Schwäbische Zeitung (Tettnang)
Brotbeutel
Samstagmorgen, kurz nach halb acht, der Laden brummt. Die Leute stehen bis vor die Tür. Hat man sich vom Hof in Richtung Theke vorgearbeitet, umfängt einen der unwiderstehliche Duft nach frischem Gebäck und klimatisch wähnt man sich ungefähr Richtung Regenwald. Der ältere Herr ganz links verschleudert für seinen umständlichen Einkauf hemmungslos gefühlte Stunden die Ressource einer ganzen Verkäuferin, während ihre Kolleginnen tapfer die restlichen Einkäufer abarbeiten. Die Damen bleiben geduldig, lächeln und scherzen und kennen die Namen ihrer Kunden. So soll es sein – wer das nicht mag, holt sein Frühstück beim Disounter.
Beim Warten kalkuliere ich, wer mich bedienen wird. Es kommt, wie ich befürchte: Das Wirken des Schicksals weist mich der Angestellten mit dem Pferdeschwanz zu. Aber ich bin wild entschlossen. Während ich mit meiner Bestellung beginne, reiche ich ihr mit der größten Selbstverständlichkeit meinen Brotbeutel über die Theke, obwohl ich genau weiß, dass sie ihn schon beim letzten Mal nicht genommen hat. Tatsächlich durchschaut sie mein durchsichtiges Manöver sofort. Zeitstopp. Brotbeutel! Über die Theke! Geht gar nicht. Sie schaut mich mit einer Mischung aus Bedauern und leichter Verärgerung an. Nein, das dürfe sie nicht. Ich meine, bei den anderen Kunden leichte Unruhe wahrzunehmen, aber das kann ich mir auch einbilden. Ich wage ein fröhliches „Aber ihre Kollegin hat beim letzten Mal den Beutel auch genommen!“. Das Kollegium hinter der Theke erstarrt, und wer es bis vor die Theke geschafft hat, gleich mit. Eine Kundin schaut mich strafend an. „Es ist wirklich nicht erlaubt“, rügt sie mich. Zum Glück kann ich nicht Gedanken lesen, sonst könnte ich wahrscheinlich wochenlang nicht mehr schlafen. Der Pferdeschwanz belehrt mich, sie müsse sonst Strafe zahlen.
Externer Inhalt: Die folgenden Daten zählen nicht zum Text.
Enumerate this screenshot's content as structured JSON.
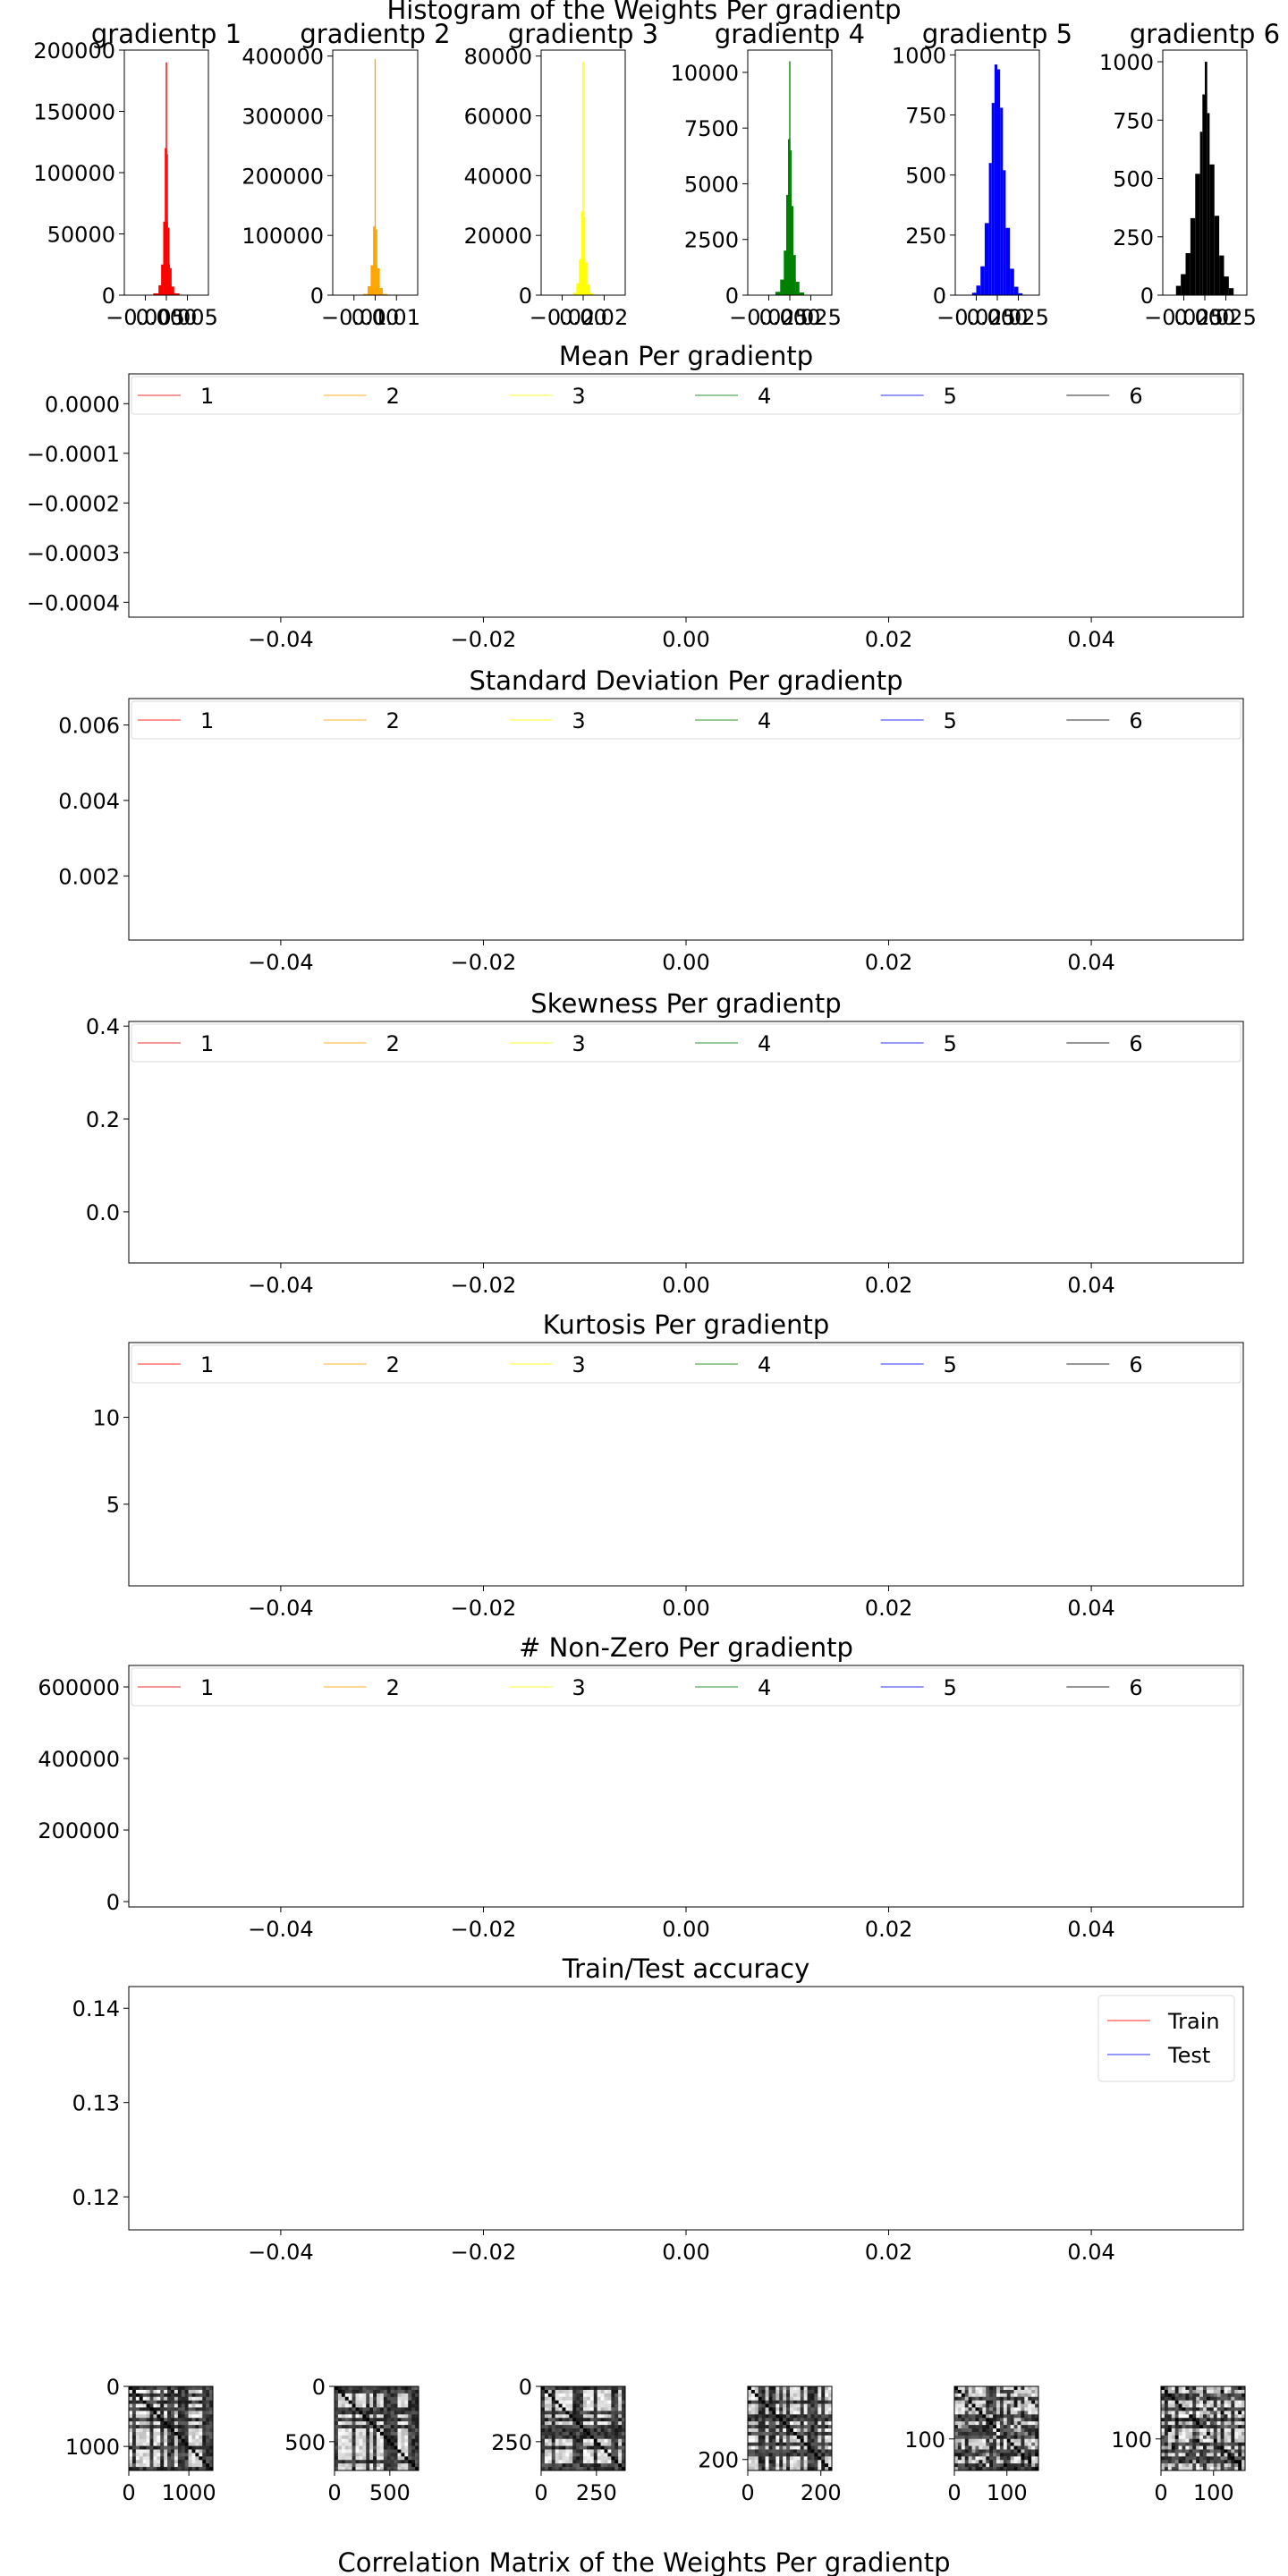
{
  "figure": {
    "histogram_title": "Histogram of the Weights Per gradientp",
    "correlation_title": "Correlation Matrix of the Weights Per gradientp"
  },
  "chart_data": [
    {
      "type": "bar",
      "group": "histograms",
      "title": "gradientp 1",
      "color": "#ff0000",
      "xticks": [
        "−0.005",
        "0.000",
        "0.005"
      ],
      "xlim": [
        -0.008,
        0.008
      ],
      "yticks": [
        0,
        50000,
        100000,
        150000,
        200000
      ],
      "ylim": [
        0,
        200000
      ],
      "bins": [
        [
          -0.0025,
          0.0015,
          1500
        ],
        [
          -0.0015,
          0.001,
          8000
        ],
        [
          -0.001,
          0.0007,
          25000
        ],
        [
          -0.0006,
          0.0003,
          60000
        ],
        [
          -0.0003,
          0.00012,
          120000
        ],
        [
          -0.00012,
          0.00012,
          190000
        ],
        [
          0.00012,
          0.0003,
          115000
        ],
        [
          0.0003,
          0.0006,
          55000
        ],
        [
          0.0006,
          0.001,
          22000
        ],
        [
          0.001,
          0.0015,
          7000
        ],
        [
          0.0015,
          0.0025,
          1500
        ]
      ]
    },
    {
      "type": "bar",
      "group": "histograms",
      "title": "gradientp 2",
      "color": "#ffa500",
      "xticks": [
        "−0.01",
        "0.00",
        "0.01"
      ],
      "xlim": [
        -0.014,
        0.014
      ],
      "yticks": [
        0,
        100000,
        200000,
        300000,
        400000
      ],
      "ylim": [
        0,
        410000
      ],
      "bins": [
        [
          -0.004,
          0.0025,
          2000
        ],
        [
          -0.0025,
          0.0015,
          15000
        ],
        [
          -0.0015,
          0.0007,
          50000
        ],
        [
          -0.0007,
          0.0002,
          115000
        ],
        [
          -0.0002,
          0.0002,
          395000
        ],
        [
          0.0002,
          0.0007,
          110000
        ],
        [
          0.0007,
          0.0015,
          45000
        ],
        [
          0.0015,
          0.0025,
          12000
        ],
        [
          0.0025,
          0.004,
          2000
        ]
      ]
    },
    {
      "type": "bar",
      "group": "histograms",
      "title": "gradientp 3",
      "color": "#ffff00",
      "xticks": [
        "−0.02",
        "0.00",
        "0.02"
      ],
      "xlim": [
        -0.025,
        0.025
      ],
      "yticks": [
        0,
        20000,
        40000,
        60000,
        80000
      ],
      "ylim": [
        0,
        82000
      ],
      "bins": [
        [
          -0.006,
          0.004,
          800
        ],
        [
          -0.004,
          0.0025,
          4000
        ],
        [
          -0.0025,
          0.0012,
          12000
        ],
        [
          -0.0012,
          0.0004,
          28000
        ],
        [
          -0.0004,
          0.0004,
          78000
        ],
        [
          0.0004,
          0.0012,
          26000
        ],
        [
          0.0012,
          0.0025,
          11000
        ],
        [
          0.0025,
          0.004,
          3500
        ],
        [
          0.004,
          0.006,
          700
        ]
      ]
    },
    {
      "type": "bar",
      "group": "histograms",
      "title": "gradientp 4",
      "color": "#008000",
      "xticks": [
        "−0.025",
        "0.000",
        "0.025"
      ],
      "xlim": [
        -0.035,
        0.035
      ],
      "yticks": [
        0,
        2500,
        5000,
        7500,
        10000
      ],
      "ylim": [
        0,
        11000
      ],
      "bins": [
        [
          -0.012,
          0.008,
          150
        ],
        [
          -0.008,
          0.005,
          700
        ],
        [
          -0.005,
          0.003,
          2000
        ],
        [
          -0.003,
          0.0015,
          4500
        ],
        [
          -0.0015,
          0.0005,
          7000
        ],
        [
          -0.0005,
          0.0005,
          10500
        ],
        [
          0.0005,
          0.0015,
          6500
        ],
        [
          0.0015,
          0.003,
          4000
        ],
        [
          0.003,
          0.005,
          1800
        ],
        [
          0.005,
          0.008,
          600
        ],
        [
          0.008,
          0.012,
          120
        ]
      ]
    },
    {
      "type": "bar",
      "group": "histograms",
      "title": "gradientp 5",
      "color": "#0000ff",
      "xticks": [
        "−0.025",
        "0.000",
        "0.025"
      ],
      "xlim": [
        -0.03,
        0.03
      ],
      "yticks": [
        0,
        250,
        500,
        750,
        1000
      ],
      "ylim": [
        0,
        1020
      ],
      "bins": [
        [
          -0.018,
          -0.015,
          10
        ],
        [
          -0.015,
          -0.012,
          40
        ],
        [
          -0.012,
          -0.009,
          120
        ],
        [
          -0.009,
          -0.006,
          300
        ],
        [
          -0.006,
          -0.004,
          550
        ],
        [
          -0.004,
          -0.002,
          800
        ],
        [
          -0.002,
          0,
          960
        ],
        [
          0,
          0.002,
          940
        ],
        [
          0.002,
          0.004,
          780
        ],
        [
          0.004,
          0.006,
          520
        ],
        [
          0.006,
          0.009,
          280
        ],
        [
          0.009,
          0.012,
          110
        ],
        [
          0.012,
          0.015,
          35
        ],
        [
          0.015,
          0.018,
          8
        ]
      ]
    },
    {
      "type": "bar",
      "group": "histograms",
      "title": "gradientp 6",
      "color": "#000000",
      "xticks": [
        "−0.025",
        "0.000",
        "0.025"
      ],
      "xlim": [
        -0.035,
        0.035
      ],
      "yticks": [
        0,
        250,
        500,
        750,
        1000
      ],
      "ylim": [
        0,
        1050
      ],
      "bins": [
        [
          -0.024,
          -0.02,
          40
        ],
        [
          -0.02,
          -0.016,
          90
        ],
        [
          -0.016,
          -0.012,
          180
        ],
        [
          -0.012,
          -0.008,
          330
        ],
        [
          -0.008,
          -0.004,
          520
        ],
        [
          -0.004,
          -0.002,
          700
        ],
        [
          -0.002,
          0,
          860
        ],
        [
          0,
          0.002,
          1000
        ],
        [
          0.002,
          0.004,
          780
        ],
        [
          0.004,
          0.008,
          560
        ],
        [
          0.008,
          0.012,
          340
        ],
        [
          0.012,
          0.016,
          170
        ],
        [
          0.016,
          0.02,
          80
        ],
        [
          0.02,
          0.024,
          30
        ]
      ]
    },
    {
      "type": "line",
      "group": "stat",
      "title": "Mean Per gradientp",
      "xlim": [
        -0.055,
        0.055
      ],
      "xticks": [
        -0.04,
        -0.02,
        0.0,
        0.02,
        0.04
      ],
      "xticklabels": [
        "−0.04",
        "−0.02",
        "0.00",
        "0.02",
        "0.04"
      ],
      "ylim": [
        -0.00043,
        6e-05
      ],
      "yticks": [
        0.0,
        -0.0001,
        -0.0002,
        -0.0003,
        -0.0004
      ],
      "yticklabels": [
        "0.0000",
        "−0.0001",
        "−0.0002",
        "−0.0003",
        "−0.0004"
      ],
      "legend": "top",
      "series": [
        {
          "name": "1",
          "color": "#ff0000",
          "values": []
        },
        {
          "name": "2",
          "color": "#ffa500",
          "values": []
        },
        {
          "name": "3",
          "color": "#ffff00",
          "values": []
        },
        {
          "name": "4",
          "color": "#008000",
          "values": []
        },
        {
          "name": "5",
          "color": "#0000ff",
          "values": []
        },
        {
          "name": "6",
          "color": "#000000",
          "values": []
        }
      ]
    },
    {
      "type": "line",
      "group": "stat",
      "title": "Standard Deviation Per gradientp",
      "xlim": [
        -0.055,
        0.055
      ],
      "xticks": [
        -0.04,
        -0.02,
        0.0,
        0.02,
        0.04
      ],
      "xticklabels": [
        "−0.04",
        "−0.02",
        "0.00",
        "0.02",
        "0.04"
      ],
      "ylim": [
        0.0003,
        0.0067
      ],
      "yticks": [
        0.006,
        0.004,
        0.002
      ],
      "yticklabels": [
        "0.006",
        "0.004",
        "0.002"
      ],
      "legend": "top",
      "series": [
        {
          "name": "1",
          "color": "#ff0000",
          "values": []
        },
        {
          "name": "2",
          "color": "#ffa500",
          "values": []
        },
        {
          "name": "3",
          "color": "#ffff00",
          "values": []
        },
        {
          "name": "4",
          "color": "#008000",
          "values": []
        },
        {
          "name": "5",
          "color": "#0000ff",
          "values": []
        },
        {
          "name": "6",
          "color": "#000000",
          "values": []
        }
      ]
    },
    {
      "type": "line",
      "group": "stat",
      "title": "Skewness Per gradientp",
      "xlim": [
        -0.055,
        0.055
      ],
      "xticks": [
        -0.04,
        -0.02,
        0.0,
        0.02,
        0.04
      ],
      "xticklabels": [
        "−0.04",
        "−0.02",
        "0.00",
        "0.02",
        "0.04"
      ],
      "ylim": [
        -0.11,
        0.41
      ],
      "yticks": [
        0.4,
        0.2,
        0.0
      ],
      "yticklabels": [
        "0.4",
        "0.2",
        "0.0"
      ],
      "legend": "top",
      "series": [
        {
          "name": "1",
          "color": "#ff0000",
          "values": []
        },
        {
          "name": "2",
          "color": "#ffa500",
          "values": []
        },
        {
          "name": "3",
          "color": "#ffff00",
          "values": []
        },
        {
          "name": "4",
          "color": "#008000",
          "values": []
        },
        {
          "name": "5",
          "color": "#0000ff",
          "values": []
        },
        {
          "name": "6",
          "color": "#000000",
          "values": []
        }
      ]
    },
    {
      "type": "line",
      "group": "stat",
      "title": "Kurtosis Per gradientp",
      "xlim": [
        -0.055,
        0.055
      ],
      "xticks": [
        -0.04,
        -0.02,
        0.0,
        0.02,
        0.04
      ],
      "xticklabels": [
        "−0.04",
        "−0.02",
        "0.00",
        "0.02",
        "0.04"
      ],
      "ylim": [
        0.3,
        14.3
      ],
      "yticks": [
        10,
        5
      ],
      "yticklabels": [
        "10",
        "5"
      ],
      "legend": "top",
      "series": [
        {
          "name": "1",
          "color": "#ff0000",
          "values": []
        },
        {
          "name": "2",
          "color": "#ffa500",
          "values": []
        },
        {
          "name": "3",
          "color": "#ffff00",
          "values": []
        },
        {
          "name": "4",
          "color": "#008000",
          "values": []
        },
        {
          "name": "5",
          "color": "#0000ff",
          "values": []
        },
        {
          "name": "6",
          "color": "#000000",
          "values": []
        }
      ]
    },
    {
      "type": "line",
      "group": "stat",
      "title": "# Non-Zero Per gradientp",
      "xlim": [
        -0.055,
        0.055
      ],
      "xticks": [
        -0.04,
        -0.02,
        0.0,
        0.02,
        0.04
      ],
      "xticklabels": [
        "−0.04",
        "−0.02",
        "0.00",
        "0.02",
        "0.04"
      ],
      "ylim": [
        -15000,
        660000
      ],
      "yticks": [
        600000,
        400000,
        200000,
        0
      ],
      "yticklabels": [
        "600000",
        "400000",
        "200000",
        "0"
      ],
      "legend": "top",
      "series": [
        {
          "name": "1",
          "color": "#ff0000",
          "values": []
        },
        {
          "name": "2",
          "color": "#ffa500",
          "values": []
        },
        {
          "name": "3",
          "color": "#ffff00",
          "values": []
        },
        {
          "name": "4",
          "color": "#008000",
          "values": []
        },
        {
          "name": "5",
          "color": "#0000ff",
          "values": []
        },
        {
          "name": "6",
          "color": "#000000",
          "values": []
        }
      ]
    },
    {
      "type": "line",
      "group": "stat",
      "title": "Train/Test accuracy",
      "xlim": [
        -0.055,
        0.055
      ],
      "xticks": [
        -0.04,
        -0.02,
        0.0,
        0.02,
        0.04
      ],
      "xticklabels": [
        "−0.04",
        "−0.02",
        "0.00",
        "0.02",
        "0.04"
      ],
      "ylim": [
        0.1165,
        0.1423
      ],
      "yticks": [
        0.14,
        0.13,
        0.12
      ],
      "yticklabels": [
        "0.14",
        "0.13",
        "0.12"
      ],
      "legend": "upper right",
      "series": [
        {
          "name": "Train",
          "color": "#ff0000",
          "values": []
        },
        {
          "name": "Test",
          "color": "#0000ff",
          "values": []
        }
      ]
    },
    {
      "type": "heatmap",
      "group": "correlation",
      "xticklabels": [
        "0",
        "1000"
      ],
      "xtickvalues": [
        0,
        1000
      ],
      "yticklabels": [
        "0",
        "1000"
      ],
      "ytickvalues": [
        0,
        1000
      ],
      "extent": 1400
    },
    {
      "type": "heatmap",
      "group": "correlation",
      "xticklabels": [
        "0",
        "500"
      ],
      "xtickvalues": [
        0,
        500
      ],
      "yticklabels": [
        "0",
        "500"
      ],
      "ytickvalues": [
        0,
        500
      ],
      "extent": 760
    },
    {
      "type": "heatmap",
      "group": "correlation",
      "xticklabels": [
        "0",
        "250"
      ],
      "xtickvalues": [
        0,
        250
      ],
      "yticklabels": [
        "0",
        "250"
      ],
      "ytickvalues": [
        0,
        250
      ],
      "extent": 380
    },
    {
      "type": "heatmap",
      "group": "correlation",
      "xticklabels": [
        "0",
        "200"
      ],
      "xtickvalues": [
        0,
        200
      ],
      "yticklabels": [
        "200"
      ],
      "ytickvalues": [
        200
      ],
      "extent": 230
    },
    {
      "type": "heatmap",
      "group": "correlation",
      "xticklabels": [
        "0",
        "100"
      ],
      "xtickvalues": [
        0,
        100
      ],
      "yticklabels": [
        "100"
      ],
      "ytickvalues": [
        100
      ],
      "extent": 160
    },
    {
      "type": "heatmap",
      "group": "correlation",
      "xticklabels": [
        "0",
        "100"
      ],
      "xtickvalues": [
        0,
        100
      ],
      "yticklabels": [
        "100"
      ],
      "ytickvalues": [
        100
      ],
      "extent": 160
    }
  ]
}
Die Verkäuferin ganz links hat sich endlich von dem Ressourcenverschwender losgeeist und beeilt sich, die Situation zu entschärfen. „Das zahlt dann die Kundin!“, ruft sie. Ich steige fröhlich ein, haha, der ist gut. Zeitstopp Ende. Die Verkäuferin akzeptiert den Beutel rechts ums Ende der Theke herum und füllt ein. Ein Hoch auf die Lobby der Verpackungsmittelindustrie und auf so brave Verkäufer und Kunden.